In the last talk of the session André Bento-Abreu introduced Elongator protein 3 (Elp3), the catalytic subunit of the Elongator complex, as a disease modifier of ALS. Elongator associates with RNA polymerase II to regulate transcription elongation, but has also been shown to increase translation efficiency through tRNA wobble modifications. Previous studies have linked a polymorphism in the ELP3 gene to ALS and a reduction in Elp3 protein levels to axonal / synaptic defects in flies and zebrafish. Dr Bento-Abreu’s team therefore set out to examine the involvement of Elp3 in ALS.

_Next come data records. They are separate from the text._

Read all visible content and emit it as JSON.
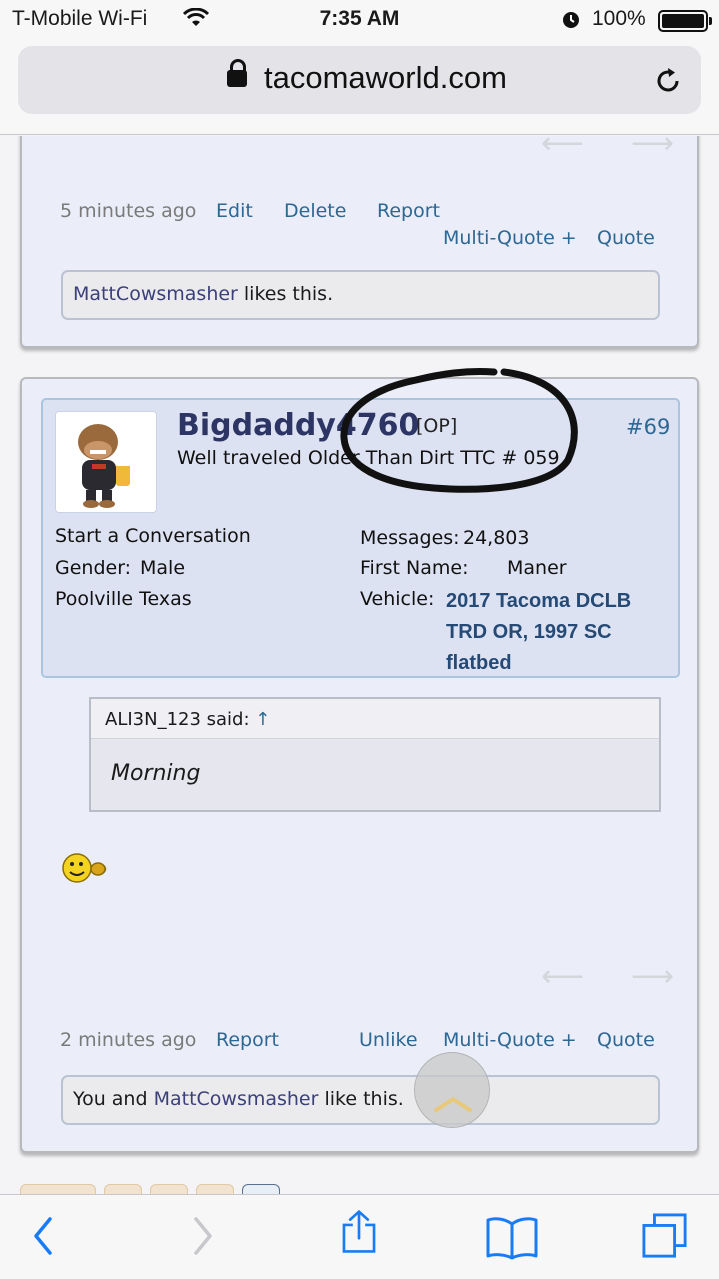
{
  "status_bar": {
    "carrier": "T-Mobile Wi-Fi",
    "time": "7:35 AM",
    "battery": "100%"
  },
  "browser": {
    "host": "tacomaworld.com"
  },
  "post_prev": {
    "time": "5 minutes ago",
    "actions": [
      "Edit",
      "Delete",
      "Report"
    ],
    "multiquote": "Multi-Quote +",
    "quote": "Quote",
    "likes_user": "MattCowsmasher",
    "likes_text": " likes this."
  },
  "post": {
    "username": "Bigdaddy4760",
    "op_badge": "[OP]",
    "post_number": "#69",
    "user_title": "Well traveled Older Than Dirt TTC # 059",
    "start_conversation": "Start a Conversation",
    "gender_label": "Gender:",
    "gender": "Male",
    "location": "Poolville Texas",
    "messages_label": "Messages:",
    "messages": "24,803",
    "first_name_label": "First Name:",
    "first_name": "Maner",
    "vehicle_label": "Vehicle:",
    "vehicle_lines": [
      "2017 Tacoma DCLB",
      "TRD OR, 1997 SC",
      "flatbed"
    ],
    "quote_author": "ALI3N_123 said:",
    "quote_arrow": "↑",
    "quote_body": "Morning",
    "time": "2 minutes ago",
    "report": "Report",
    "unlike": "Unlike",
    "multiquote": "Multi-Quote +",
    "quote": "Quote",
    "likes_prefix": "You and ",
    "likes_user": "MattCowsmasher",
    "likes_suffix": " like this."
  },
  "icons": {
    "wifi": "wifi-icon",
    "alarm": "alarm-icon",
    "lock": "lock-icon",
    "reload": "reload-icon",
    "back": "back-icon",
    "forward": "forward-icon",
    "share": "share-icon",
    "bookmarks": "bookmarks-icon",
    "tabs": "tabs-icon"
  },
  "colors": {
    "link": "#2d6793",
    "username": "#2c3563",
    "ios_blue": "#1a7cf5"
  }
}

The researchers demonstrated that AAV9-mediated overexpression of ELP3 delayed disease onset and prolonged survival in SOD1 G93A mice. Strikingly, constitutive knockout of ELP3 was embryonically lethal and conditional knockdown in adult mice resulted in death within 40 days. Overexpression of ELP3 was furthermore found to rescue axonopathy in SOD1 A4V zebrafish: while motor neuron counts remained unchanged, the number of NMJs increased, indicating a re-innervation of the muscle. Interestingly, this neuroprotective effect was abrogated by mutations in the SAM domain (mediating methylation reactions), but not the HAT domain (mediating acetylation reactions).
Naturally, this session only covered a minute fraction of the cellular processes implicated in ALS pathology. However, knowledge of the presented pathways and mechanisms may aid the development of a therapeutic strategy against ALS.